Hiking Trails

You’re about to Explore a Historic Railroad TrailWelcome! 

Please hike and bike safely. It is recommended to wear bright colors or an orange vest during hunting season. Please respect the trail, nature along the
trail, and adjoining private property. Enjoy your time here. Tell your friends about SVRRT and the Little River Blueway Adventure Area. Come back to see us soon!
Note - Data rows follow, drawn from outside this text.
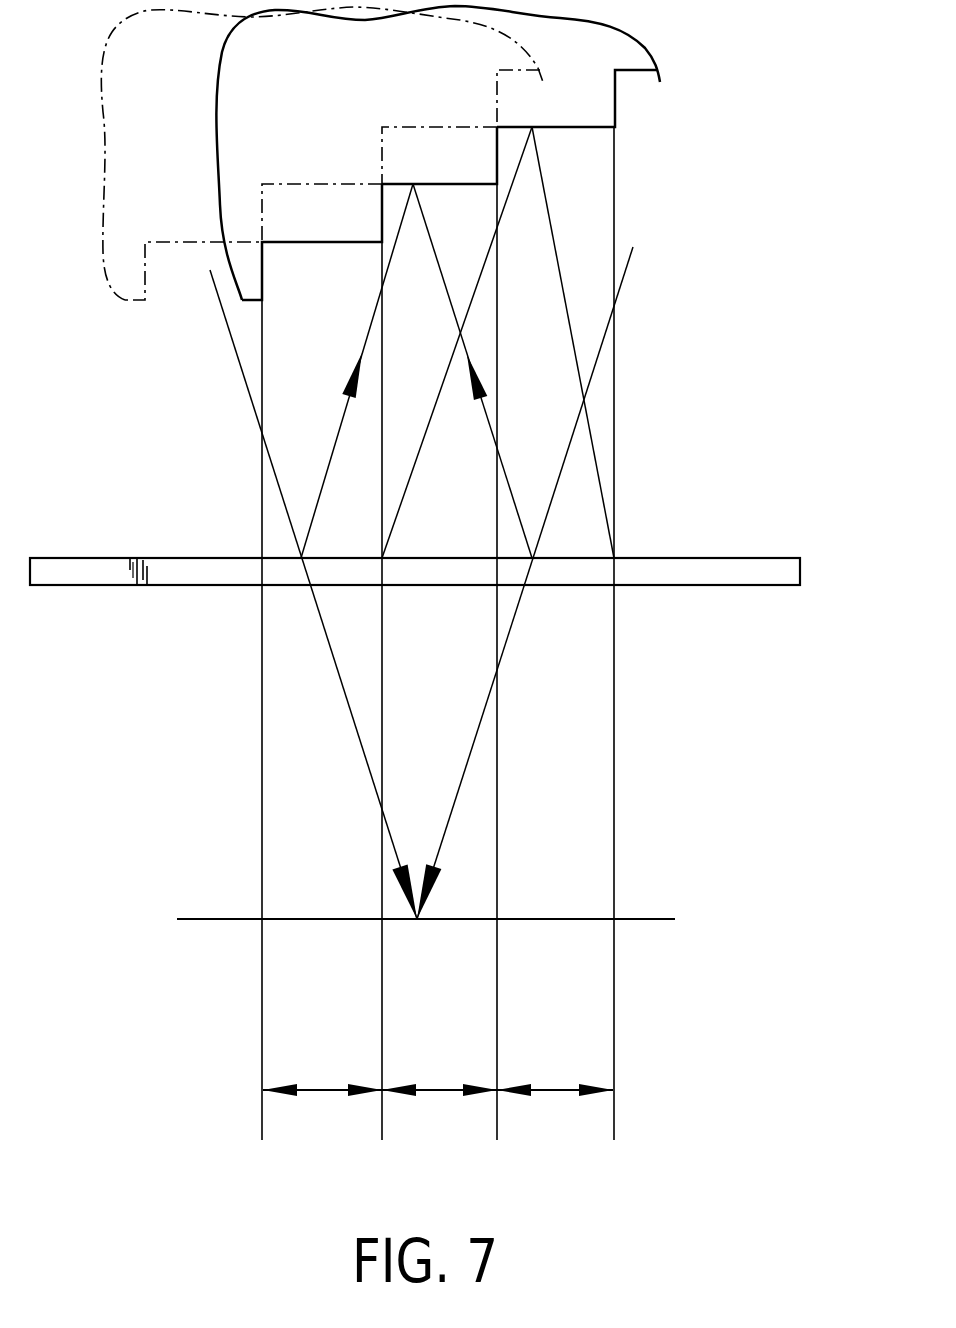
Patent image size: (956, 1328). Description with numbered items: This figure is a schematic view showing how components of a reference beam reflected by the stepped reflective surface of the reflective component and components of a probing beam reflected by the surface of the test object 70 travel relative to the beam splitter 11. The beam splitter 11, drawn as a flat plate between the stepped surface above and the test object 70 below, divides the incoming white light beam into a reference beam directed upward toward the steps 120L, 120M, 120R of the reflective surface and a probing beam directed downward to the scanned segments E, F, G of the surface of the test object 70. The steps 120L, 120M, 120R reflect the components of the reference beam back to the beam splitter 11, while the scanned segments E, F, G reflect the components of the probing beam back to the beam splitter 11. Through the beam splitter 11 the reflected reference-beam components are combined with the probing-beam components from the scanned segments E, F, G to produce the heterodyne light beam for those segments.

The beam splitter 11 is at (668, 572).
The test object 70 is at (647, 919).
The step of the reflective surface 120L is at (253, 242).
The step of the reflective surface 120M is at (388, 155).
The step of the reflective surface 120R is at (528, 98).
The scanned segment E is at (322, 1073).
The scanned segment F is at (439, 1073).
The scanned segment G is at (555, 1073).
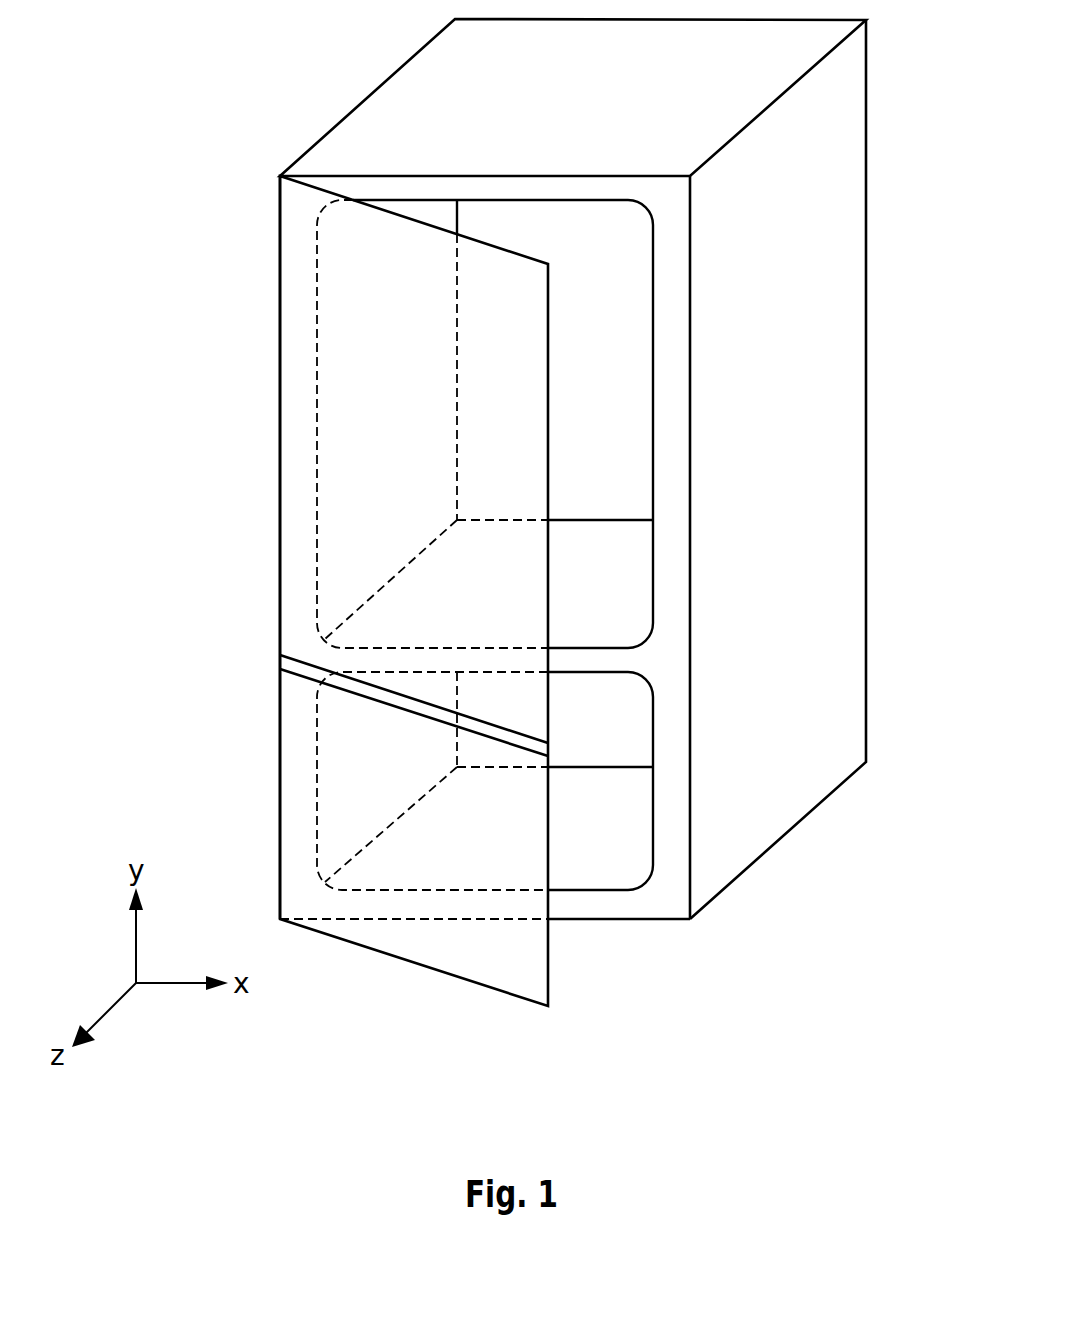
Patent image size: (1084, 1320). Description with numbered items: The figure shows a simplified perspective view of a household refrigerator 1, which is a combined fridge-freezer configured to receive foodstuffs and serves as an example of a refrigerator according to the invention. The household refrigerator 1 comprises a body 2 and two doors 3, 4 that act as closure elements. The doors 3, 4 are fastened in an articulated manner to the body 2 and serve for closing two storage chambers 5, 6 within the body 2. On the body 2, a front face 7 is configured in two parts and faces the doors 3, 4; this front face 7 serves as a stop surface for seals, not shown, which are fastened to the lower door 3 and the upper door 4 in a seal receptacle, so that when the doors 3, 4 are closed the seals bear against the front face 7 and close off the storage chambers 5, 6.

The household refrigerator 1 is at (198, 292).
The body 2 is at (843, 378).
The lower door 3 is at (482, 957).
The upper door 4 is at (363, 237).
The storage chamber 5 is at (622, 735).
The storage chamber 6 is at (620, 390).
The front face 7 is at (672, 293).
The Savannah Valley RailRoad Trail (SVRRT) is a hiking
and biking trail opened in 2011, but the route has history
dating back to the mid-1800s.
The Savannah Valley RailRoad was first chartered in 1856 with
plans to run from Anderson in the north to Edgefield, but it did
not happen. Twenty years later, the Charleston & Western
Carolina laid 58 miles of track over the same basic route —
Anderson, Iva, Lowndesville, McCormick — in the 1870s.
A merger of four local railroads, including the Savannah Valley
RailRoad, in 1886 resulted in a Port Royal & Western Carolina
Company with 12 locomotives and eight passenger cars. By
1896, the name reverted back to Charleston & Western
Carolina, and the company had 400 miles of track.
This trail (or railroad right-of-way) went from McCormick to
Bordeaux, Willington, Mt. Carmel, Hester, Calhoun Falls,
Latimer, Loundesville, Barnes, Iva, Starr, Deans and into
Anderson. While the railroad thrived in the early 20th century,
by 1952, passenger service was limited, and by 1955 service
was freight only. Trains stopped running in the 1970s, and the
State of South Carolina acquired the right-of-way.
In 2006, the Ninety Six District Resource Conservation and
Development Council and McCormick County residents
thought that the SVRRT would make an excellent
rails-to-trails project. They organized a steering committee
to develop the trail. The committee wove its way through a
maze of regulations, processes, and procedures and
gathered support from numerous local, county, and state
organizations. Volunteer labor began clearing the trail in
2008. The trail is now governed by Savannah Valley Trails, Inc.
SVRRT goes from this trailhead to the site of the Badwell
Plantation House (1.8 miles up the trail), the Petigru Family

Spring House (1.9 miles of trail and 0.1 mile off the trail), and
the Badwell Cemetery (the Petigru Family Cemetery, 1.9
miles up the trail and 0.5 miles off the trail). James Louis
Petigru (May 10, 1789 — March 9, 1863) was a South
Carolina lawyer, politician and jurist. After South Carolina
seceded from the Union in 1860, Petigru remarked his
famous, “South Carolina is too small for a republic and too
large for an insane asylum.” Beyond the Petigru compound,
the trail extends to the Huguenot Worship Monument, up to a
trestle over Mill Creek, and continues to Willington.